A thread on the Agony Booth got me thinking of this movie again (see, they don’t just talk about crappy film there) and like Lost, it is unconventionally structured which in some ways highlights some of the storytelling mechanics. So I thought I’d come up with another list (which may be spoilery.)
1) Any time you set out to illustrate a theme, it should be both simple and readily illustrated by the majority, if not all the scenes in the work. No Country does this in spades. The theme is pretty much, “The world is random, violent place, and men cannot control it.” Every scene in the film feeds back to this idea, from Tommy Lee Jones’ monologues, to the penultimate scene where the ruthless assassin who’s driven most (but nowhere near all) of the violence is the victim of a completely random, and very nasty, accident.
2) Follow the action. Find a way to show the interesting things that happen in the story even if the nominal “protagonist” is not present for them. In No Country, by most academic definitions, Tommy Lee Jones is probably the main character, since he is the one who has a character arc. However, like The Great Gatsby, our protagonist has an internal low key struggle while most of the “action” happens without him.
3) Clichés can be great tools for misdirection.
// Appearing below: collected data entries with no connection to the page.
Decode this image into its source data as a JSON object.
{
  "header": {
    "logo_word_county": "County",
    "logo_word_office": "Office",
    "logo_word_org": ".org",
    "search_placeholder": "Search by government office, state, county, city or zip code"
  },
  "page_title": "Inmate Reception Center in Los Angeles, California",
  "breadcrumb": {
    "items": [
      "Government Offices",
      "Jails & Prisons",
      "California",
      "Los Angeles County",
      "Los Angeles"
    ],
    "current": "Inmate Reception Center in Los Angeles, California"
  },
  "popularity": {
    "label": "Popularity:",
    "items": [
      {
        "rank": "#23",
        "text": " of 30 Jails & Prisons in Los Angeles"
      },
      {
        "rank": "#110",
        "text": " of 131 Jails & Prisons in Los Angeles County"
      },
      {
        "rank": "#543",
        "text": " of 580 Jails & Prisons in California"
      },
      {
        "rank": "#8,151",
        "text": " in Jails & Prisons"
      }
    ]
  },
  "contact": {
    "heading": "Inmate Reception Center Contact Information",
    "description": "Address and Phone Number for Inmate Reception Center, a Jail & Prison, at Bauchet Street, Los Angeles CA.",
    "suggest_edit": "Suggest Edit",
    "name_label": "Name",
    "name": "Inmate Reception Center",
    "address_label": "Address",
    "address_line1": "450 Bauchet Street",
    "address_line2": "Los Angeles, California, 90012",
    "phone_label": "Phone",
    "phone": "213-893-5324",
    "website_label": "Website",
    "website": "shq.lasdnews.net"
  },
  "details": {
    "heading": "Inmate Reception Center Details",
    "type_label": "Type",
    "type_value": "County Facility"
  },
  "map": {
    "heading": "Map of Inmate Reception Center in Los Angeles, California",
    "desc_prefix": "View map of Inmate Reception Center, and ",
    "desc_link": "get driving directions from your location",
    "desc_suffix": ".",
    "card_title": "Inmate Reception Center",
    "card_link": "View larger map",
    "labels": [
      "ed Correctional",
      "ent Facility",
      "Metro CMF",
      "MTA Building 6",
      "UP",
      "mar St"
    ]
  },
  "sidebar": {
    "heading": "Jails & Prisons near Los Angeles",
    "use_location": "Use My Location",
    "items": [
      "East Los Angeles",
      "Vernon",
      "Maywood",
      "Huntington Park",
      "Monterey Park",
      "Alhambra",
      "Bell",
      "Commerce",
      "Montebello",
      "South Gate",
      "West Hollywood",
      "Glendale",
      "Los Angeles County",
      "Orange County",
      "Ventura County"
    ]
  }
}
While it is generally good practice to, as they say, avoid clichés like the plague, they can be a tool like any other narrative element. If you introduce half a clichéd situation, there’s a built-in expectation that, as they say, the other shoe will drop. If you instead drop a brick, you surprise the audience. The whole plotline of No Country can be thought of as being built on this premise. The whole film is constructed of cliché genre set-ups that resolve in ways other than expected. From the large, having the climatic gunfight happen off-screen with the “wrong” guy losing, to the small, the whole business with the coin flip. I bet the second flip didn’t end how dozens of action films led you to expect.